Hume looked curiously at the tall dark man.

“Who are you?” he asked, “and why have you followed us so closely?”

“Who am I? Ho, ho! I scarcely know. Ask the Zulus; they will tell you I am the great Witch-Doctor, whose coming and going no man knows. Ask the white traders—they will tell you I am the Hermit of the River. Ask the Portuguese—they will say I am Alfonse Ferrara, the lieutenant who killed his captain at Delagoa Bay. I am all these, and for twenty years I have lived on the banks of the river, alone—alone with the running water, the brooding trees, and the things that move in the night.”

“The animals?” whispered Hume, awed by the light which smouldered in the dark eyes opposite him.

“The animals—phaugh! they shrink at my coming. No, no, the soft, silent, gliding things that lurk in the shadows; that watch me looking over their shoulders, or peeping from the shelter of rocks, or from out the dark pool. I want to get away from them;” and he glared round the cavern, shuddering.
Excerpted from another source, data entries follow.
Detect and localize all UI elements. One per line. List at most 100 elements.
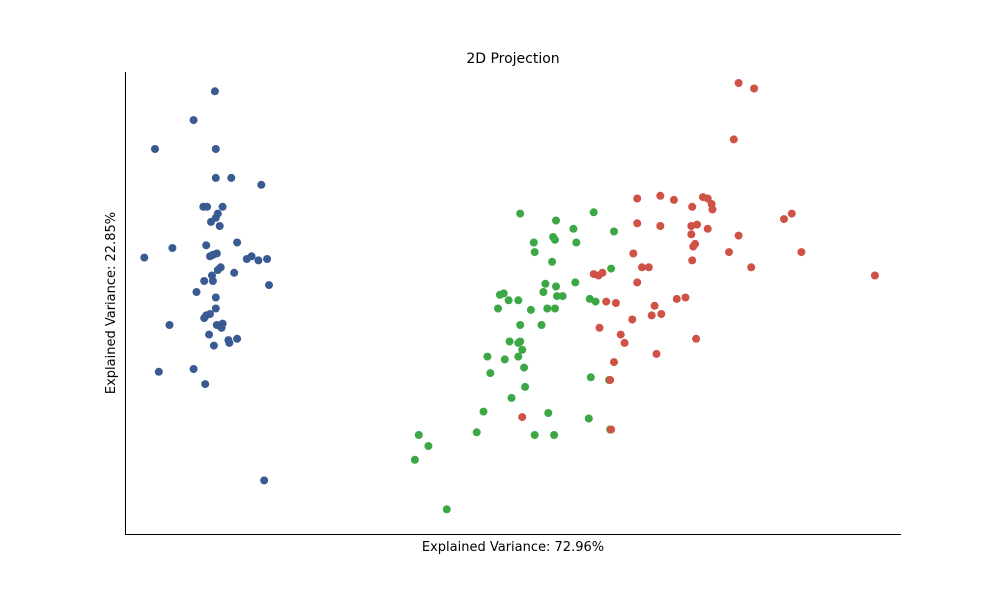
- data-point-s1-44: [233, 334, 242, 343]
- data-point-s1-48: [189, 365, 198, 373]
- data-point-s1-7: [257, 180, 266, 189]
- data-point-s2-15: [541, 279, 550, 288]
- data-point-s2-46: [479, 407, 488, 416]
- data-point-s3-35: [672, 294, 681, 303]
- data-point-s3-41: [647, 311, 656, 320]
- data-point-s1-43: [205, 330, 214, 339]
- data-point-s2-40: [507, 393, 516, 402]
- data-point-s1-17: [168, 244, 177, 252]
- data-point-s1-20: [206, 252, 214, 261]
- data-point-s2-33: [483, 352, 492, 361]
- data-point-s1-46: [225, 338, 234, 347]
- data-point-s3-47: [652, 349, 661, 358]
- data-point-s3-40: [657, 310, 666, 318]
- data-point-s2-27: [543, 304, 552, 313]
- data-point-s2-16: [571, 278, 580, 287]
- data-point-s3-28: [638, 263, 646, 272]
- data-point-s2-51: [424, 442, 433, 450]
- data-point-s3-22: [691, 239, 700, 248]
- data-point-s1-50: [201, 380, 210, 389]
- data-point-s2-38: [520, 363, 529, 372]
- data-point-s1-23: [242, 255, 251, 263]
- data-point-s2-54: [442, 505, 451, 514]
- data-point-s2-3: [589, 208, 598, 217]
- data-point-s2-44: [584, 414, 593, 423]
- data-point-s3-45: [692, 334, 701, 343]
- data-point-s2-24: [551, 304, 559, 313]
- data-point-s1-34: [211, 293, 220, 302]
- data-point-s2-47: [472, 428, 481, 437]
- data-point-s3-39: [650, 301, 659, 310]
- data-point-s1-9: [203, 202, 212, 211]
- data-point-s2-35: [514, 352, 523, 361]
- data-point-s3-17: [693, 220, 702, 229]
- data-point-s2-36: [514, 338, 523, 347]
- data-point-s3-46: [620, 338, 629, 347]
- data-point-s3-13: [780, 215, 788, 224]
- data-point-s3-10: [708, 205, 717, 214]
- data-point-s2-34: [500, 355, 509, 364]
- data-point-s2-4: [569, 224, 578, 233]
- data-point-s1-13: [207, 217, 215, 226]
- data-point-s3-30: [870, 271, 879, 280]
- data-point-s1-24: [254, 256, 263, 265]
- data-point-s3-5: [656, 191, 665, 200]
- data-point-s1-32: [265, 281, 273, 290]
- data-point-s2-49: [550, 431, 559, 439]
- data-point-s3-42: [628, 315, 637, 324]
- data-point-s3-4: [633, 194, 642, 203]
- data-point-s1-15: [233, 238, 242, 247]
- data-point-s3-29: [747, 263, 756, 272]
- data-point-s2-21: [514, 296, 523, 305]
- data-point-s2-25: [526, 305, 535, 314]
- data-point-s3-25: [629, 249, 638, 258]
- data-point-s2-31: [505, 337, 514, 346]
- data-point-s3-27: [644, 263, 653, 272]
- data-point-s1-38: [200, 314, 209, 323]
- chart-title: 2D Projection: [466, 51, 559, 67]
- data-point-s3-33: [598, 268, 607, 277]
- data-point-s3-44: [616, 330, 625, 339]
- data-point-s2-48: [530, 431, 539, 439]
- data-point-s2-2: [552, 216, 560, 225]
- data-point-s2-14: [495, 290, 504, 299]
- data-point-s1-33: [192, 288, 201, 296]
- data-point-s2-39: [486, 369, 495, 378]
- data-point-s2-7: [529, 238, 538, 247]
- data-point-s1-42: [217, 323, 226, 332]
- data-point-s1-4: [211, 145, 220, 153]
- data-point-s2-12: [607, 264, 616, 273]
- data-point-s2-42: [586, 373, 595, 382]
- data-point-s2-53: [410, 455, 419, 464]
- data-point-s2-41: [521, 382, 530, 391]
- data-point-s1-47: [209, 341, 218, 350]
- data-point-s3-11: [688, 202, 697, 211]
- data-point-s2-9: [572, 238, 581, 247]
- y-axis-label: Explained Variance: 22.85%: [104, 212, 119, 394]
- data-point-s1-14: [215, 222, 224, 230]
- data-point-s2-18: [558, 292, 567, 301]
- data-point-s3-19: [687, 230, 696, 239]
- data-point-s3-48: [610, 358, 618, 367]
- data-point-s2-22: [539, 288, 548, 296]
- data-point-s3-24: [797, 248, 806, 257]
- data-point-s1-35: [211, 304, 220, 313]
- data-point-s3-43: [595, 323, 604, 332]
- data-point-s2-10: [530, 248, 539, 257]
- x-axis-label: Explained Variance: 72.96%: [422, 540, 604, 555]
- data-point-s1-25: [263, 255, 272, 263]
- data-point-s2-28: [494, 304, 502, 313]
- data-point-s3-12: [787, 209, 796, 218]
- data-point-s3-3: [729, 135, 738, 144]
- data-point-s3-1: [734, 79, 743, 87]
- data-point-s3-26: [688, 256, 697, 265]
- data-point-s3-49: [606, 376, 615, 384]
- data-point-s3-23: [725, 248, 733, 257]
- data-point-s1-16: [202, 241, 211, 250]
- data-point-s2-26: [591, 297, 600, 306]
- data-point-s3-34: [633, 278, 642, 287]
- data-point-s2-11: [548, 257, 557, 266]
- data-point-s3-2: [750, 84, 759, 93]
- data-point-s3-6: [669, 195, 678, 204]
- data-point-s3-15: [656, 222, 665, 230]
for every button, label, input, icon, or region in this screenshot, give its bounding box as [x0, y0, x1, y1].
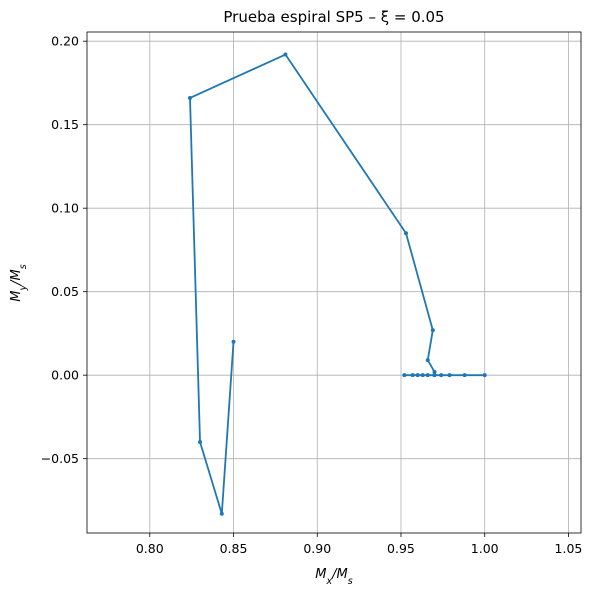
- plot-frame: [86, 31, 582, 534]
- y-tick-label: 0.10: [51, 201, 79, 216]
- data-point: [231, 339, 236, 344]
- y-tick-label: 0.00: [51, 368, 79, 383]
- series-layer: [187, 52, 487, 516]
- ticks-layer: 0.80 0.85 0.90 0.95 1.00 1.05 −0.05 0.00 0.05 0.1…: [41, 34, 583, 556]
- x-tick-label: 0.95: [387, 541, 415, 556]
- x-tick-label: 0.85: [220, 541, 248, 556]
- data-point: [432, 373, 437, 378]
- data-point: [402, 373, 407, 378]
- y-tick-label: 0.15: [51, 117, 79, 132]
- data-point: [439, 373, 444, 378]
- y-tick-label: −0.05: [41, 451, 79, 466]
- data-point: [187, 95, 192, 100]
- x-tick-label: 1.00: [471, 541, 499, 556]
- x-axis-label: Mx/Ms: [315, 567, 352, 587]
- data-point: [415, 373, 420, 378]
- y-tick-label: 0.20: [51, 34, 79, 49]
- data-point: [482, 373, 487, 378]
- data-point: [432, 369, 437, 374]
- y-axis-label: My/Ms: [9, 264, 29, 301]
- data-point: [198, 439, 203, 444]
- data-point: [462, 373, 467, 378]
- data-point: [219, 511, 224, 516]
- data-point: [425, 358, 430, 363]
- data-point: [420, 373, 425, 378]
- x-tick-label: 1.05: [555, 541, 583, 556]
- data-point: [410, 373, 415, 378]
- data-point: [430, 328, 435, 333]
- y-tick-label: 0.05: [51, 284, 79, 299]
- x-tick-label: 0.80: [136, 541, 164, 556]
- data-point: [447, 373, 452, 378]
- data-point: [404, 231, 409, 236]
- data-point: [283, 52, 288, 57]
- data-point: [425, 373, 430, 378]
- x-tick-label: 0.90: [303, 541, 331, 556]
- chart-title: Prueba espiral SP5 – ξ = 0.05: [223, 8, 444, 26]
- grid-lines: [87, 32, 581, 533]
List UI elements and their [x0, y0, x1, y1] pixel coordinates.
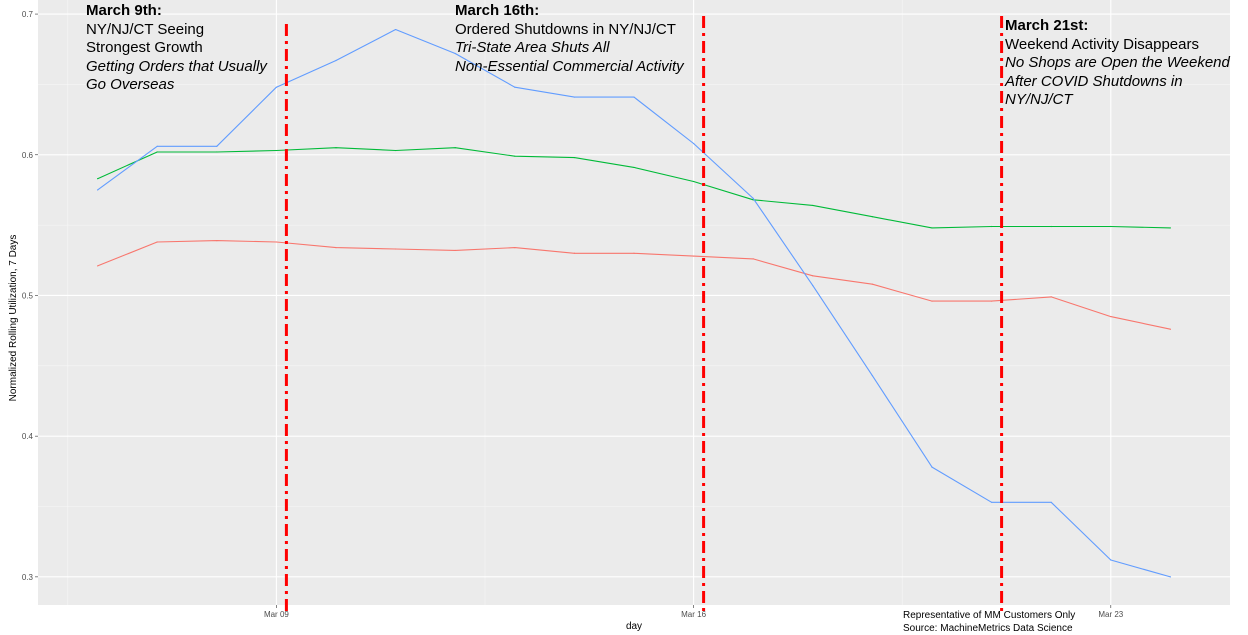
- series-point: [991, 501, 993, 503]
- series-point: [335, 247, 337, 249]
- x-tick-label: Mar 16: [681, 610, 706, 619]
- y-tick-label: 0.5: [22, 291, 34, 300]
- series-point: [573, 96, 576, 98]
- series-point: [216, 239, 218, 242]
- y-tick-label: 0.6: [22, 151, 34, 160]
- event-lines: [284, 16, 1004, 612]
- series-point: [395, 28, 397, 31]
- series-point: [514, 247, 516, 249]
- series-point: [216, 151, 218, 153]
- series-point: [275, 241, 277, 243]
- series-point: [335, 59, 337, 62]
- series-point: [931, 466, 933, 468]
- annotation-line: NY/NJ/CT: [1005, 91, 1073, 108]
- series-point: [573, 252, 576, 254]
- series-point: [335, 147, 337, 149]
- series-point: [693, 255, 695, 257]
- series-point: [1050, 296, 1052, 298]
- series-point: [991, 225, 993, 228]
- series-point: [97, 265, 99, 267]
- series-point: [1169, 328, 1171, 330]
- series-point: [156, 151, 158, 153]
- plot-background: [38, 0, 1230, 605]
- annotation-heading: March 16th:: [455, 2, 540, 19]
- series-point: [871, 375, 874, 377]
- series-point: [454, 52, 456, 55]
- series-point: [633, 166, 635, 169]
- annotation-march-21: March 21st: Weekend Activity Disappears …: [1005, 17, 1230, 110]
- series-point: [275, 149, 277, 152]
- series-point: [693, 180, 695, 183]
- annotation-line: Non-Essential Commercial Activity: [455, 57, 684, 75]
- series-point: [573, 156, 576, 159]
- x-axis: Mar 09 Mar 16 Mar 23: [264, 605, 1124, 619]
- series-point: [1110, 225, 1112, 228]
- series-point: [275, 86, 277, 88]
- annotation-line: Weekend Activity Disappears: [1005, 35, 1199, 53]
- annotation-heading: March 9th:: [86, 2, 162, 19]
- annotation-line: Ordered Shutdowns in NY/NJ/CT: [455, 20, 676, 38]
- x-axis-title: day: [626, 621, 642, 632]
- series-point: [812, 285, 814, 287]
- series-point: [395, 149, 397, 152]
- series-point: [1169, 227, 1171, 229]
- series-point: [633, 96, 635, 98]
- series-point: [514, 155, 516, 157]
- footer-line: Source: MachineMetrics Data Science: [903, 623, 1073, 634]
- series-point: [1050, 501, 1052, 503]
- y-axis: 0.3 0.4 0.5 0.6 0.7: [22, 10, 38, 582]
- series-point: [1169, 576, 1171, 578]
- annotation-line: Go Overseas: [86, 76, 175, 93]
- major-gridlines: [38, 0, 1230, 605]
- series-point: [454, 147, 456, 149]
- series-point: [156, 145, 158, 147]
- series-point: [216, 145, 218, 147]
- y-tick-label: 0.7: [22, 10, 34, 19]
- series-point: [97, 178, 99, 180]
- series-point: [1110, 315, 1112, 318]
- y-tick-label: 0.4: [22, 432, 34, 441]
- x-tick-label: Mar 23: [1098, 610, 1123, 619]
- series-point: [633, 252, 635, 254]
- series-point: [1110, 559, 1112, 561]
- series-point: [97, 189, 99, 191]
- series-point: [514, 86, 516, 88]
- minor-gridlines: [38, 0, 1230, 605]
- series-point: [812, 275, 814, 277]
- series-point: [931, 300, 933, 302]
- series-point: [395, 248, 397, 250]
- series-point: [693, 142, 695, 145]
- series-point: [991, 300, 993, 302]
- series-point: [812, 204, 814, 207]
- annotation-heading: March 21st:: [1005, 17, 1089, 34]
- annotation-line: No Shops are Open the Weekend: [1005, 54, 1230, 71]
- y-axis-title: Normalized Rolling Utilization, 7 Days: [8, 235, 19, 402]
- series-point: [871, 216, 874, 218]
- y-tick-label: 0.3: [22, 573, 34, 582]
- annotation-line: Getting Orders that Usually: [86, 57, 267, 75]
- series-point: [1050, 225, 1052, 228]
- series-point: [156, 241, 158, 243]
- series-point: [931, 227, 933, 229]
- series-lines: [97, 28, 1171, 578]
- annotation-line: After COVID Shutdowns in: [1005, 72, 1183, 90]
- annotation-line: NY/NJ/CT Seeing: [86, 20, 205, 38]
- annotation-line: Strongest Growth: [86, 39, 203, 56]
- x-tick-label: Mar 09: [264, 610, 289, 619]
- series-point: [752, 197, 754, 199]
- annotation-march-9: March 9th: NY/NJ/CT Seeing Strongest Gro…: [86, 2, 267, 95]
- footer-note: Representative of MM Customers Only Sour…: [903, 609, 1075, 635]
- footer-line: Representative of MM Customers Only: [903, 610, 1076, 621]
- annotation-line: Tri-State Area Shuts All: [455, 39, 610, 56]
- series-point: [454, 249, 456, 252]
- series-point: [752, 258, 754, 260]
- series-point: [871, 283, 874, 285]
- annotation-march-16: March 16th: Ordered Shutdowns in NY/NJ/C…: [455, 2, 684, 76]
Hume shuddered too at the glimpse of madness in Ferrara’s gesture.

“But why did you dog us?”

“Because I knew what you were after, and I wanted it for myself. Years ago I knew of the secret of this valley. It was I who set your uncle upon the quest, in the hope I might afterwards rob him. I have haunted this place, but in vain, for they kept too close a watch. It was necessary to have help, and before you came, I sent a message to a Portuguese trader. You came when my plans were ready, and if it had not been that I mistrusted my countrymen, you would have been killed while you slept; but if they had played me false, I would have sought your help.”

“You appeared to us as a savage,” said Hume, repressing a feeling of abhorrence.

“Yes,” replied Ferrara with a mysterious air, and dropping his voice. “You see, I have donned this clothing to deceive them—the voiceless people who are searching for me. If they found me”—and he looked cautiously round—“they would drag me back to the river.”